Inside St. Patrick’s Cathedral in Dublin, Ireland, there’s a door that tells a five-century-old tale. In 1492 two families, the Butlers and the FitzGeralds, started fighting over a high-level position in the region. The fight escalated, and the Butlers, afraid they would be killed, took refuge in the cathedral. When the FitzGeralds came to ask for a truce, the Butlers were afraid to open the door. So the FitzGeralds cut a hole in it, and their leader offered his hand in peace to prove their desire was genuine. The two families then reconciled, and from adversaries they became friends.

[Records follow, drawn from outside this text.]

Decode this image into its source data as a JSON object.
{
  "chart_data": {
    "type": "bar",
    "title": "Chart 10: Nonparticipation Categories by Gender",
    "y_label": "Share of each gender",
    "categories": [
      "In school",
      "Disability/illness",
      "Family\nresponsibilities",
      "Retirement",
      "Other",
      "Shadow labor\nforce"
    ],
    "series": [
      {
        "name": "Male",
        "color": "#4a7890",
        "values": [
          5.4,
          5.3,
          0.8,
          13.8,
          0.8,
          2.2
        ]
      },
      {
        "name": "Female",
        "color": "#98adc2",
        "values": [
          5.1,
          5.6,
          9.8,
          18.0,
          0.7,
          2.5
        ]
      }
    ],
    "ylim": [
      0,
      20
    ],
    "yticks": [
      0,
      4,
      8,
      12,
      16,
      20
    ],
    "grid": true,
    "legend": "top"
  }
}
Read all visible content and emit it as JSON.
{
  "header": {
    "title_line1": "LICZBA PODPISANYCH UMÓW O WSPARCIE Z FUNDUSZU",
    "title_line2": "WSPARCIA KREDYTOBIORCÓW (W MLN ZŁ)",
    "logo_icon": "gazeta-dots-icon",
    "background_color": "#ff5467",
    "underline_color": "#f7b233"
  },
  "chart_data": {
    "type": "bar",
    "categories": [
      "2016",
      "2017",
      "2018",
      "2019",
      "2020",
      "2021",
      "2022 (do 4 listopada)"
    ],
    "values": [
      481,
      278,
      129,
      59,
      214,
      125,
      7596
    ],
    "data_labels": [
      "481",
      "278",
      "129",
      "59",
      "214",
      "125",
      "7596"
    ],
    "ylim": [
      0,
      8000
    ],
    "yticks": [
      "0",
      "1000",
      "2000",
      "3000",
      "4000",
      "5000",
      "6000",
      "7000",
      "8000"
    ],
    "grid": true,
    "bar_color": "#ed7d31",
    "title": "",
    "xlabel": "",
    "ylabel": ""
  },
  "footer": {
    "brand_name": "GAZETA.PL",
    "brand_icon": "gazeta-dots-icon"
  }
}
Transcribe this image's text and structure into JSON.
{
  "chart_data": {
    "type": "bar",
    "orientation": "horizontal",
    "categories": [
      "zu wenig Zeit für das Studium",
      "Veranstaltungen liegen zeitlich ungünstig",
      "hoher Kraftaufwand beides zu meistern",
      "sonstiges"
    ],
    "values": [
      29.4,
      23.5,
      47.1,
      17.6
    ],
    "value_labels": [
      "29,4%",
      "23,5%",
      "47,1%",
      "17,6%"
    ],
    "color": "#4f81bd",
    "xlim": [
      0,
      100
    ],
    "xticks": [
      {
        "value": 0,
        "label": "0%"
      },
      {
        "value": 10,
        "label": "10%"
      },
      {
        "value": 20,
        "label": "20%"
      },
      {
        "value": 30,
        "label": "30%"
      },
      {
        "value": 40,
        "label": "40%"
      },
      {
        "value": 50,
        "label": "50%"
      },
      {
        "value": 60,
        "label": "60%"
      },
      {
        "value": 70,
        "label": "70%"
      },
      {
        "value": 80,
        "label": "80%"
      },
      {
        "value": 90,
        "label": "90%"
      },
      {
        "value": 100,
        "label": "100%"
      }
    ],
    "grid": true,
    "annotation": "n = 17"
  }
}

God has a door of reconciliation that the apostle Paul wrote passionately about in his letter to the church in Corinth. At His initiative and because of His infinite love, God exchanged the broken relationship with humans for a restored relationship through Jesus’s death on the cross. We humans were far away from God, but in His mercy He didn’t leave us there. He offers us restoration with Himself [“not counting people’s sins against them]” (2 Corinthians 5:19). Justice was fulfilled when “God made [Jesus] who had no sin to be sin for us,” so that in Him we could be at peace with God (v. 21).

Once we accept God’s hand in peace, we are given the important task of bringing that message to others. We represent the amazing, loving God who offers complete forgiveness and restoration to everyone who believes.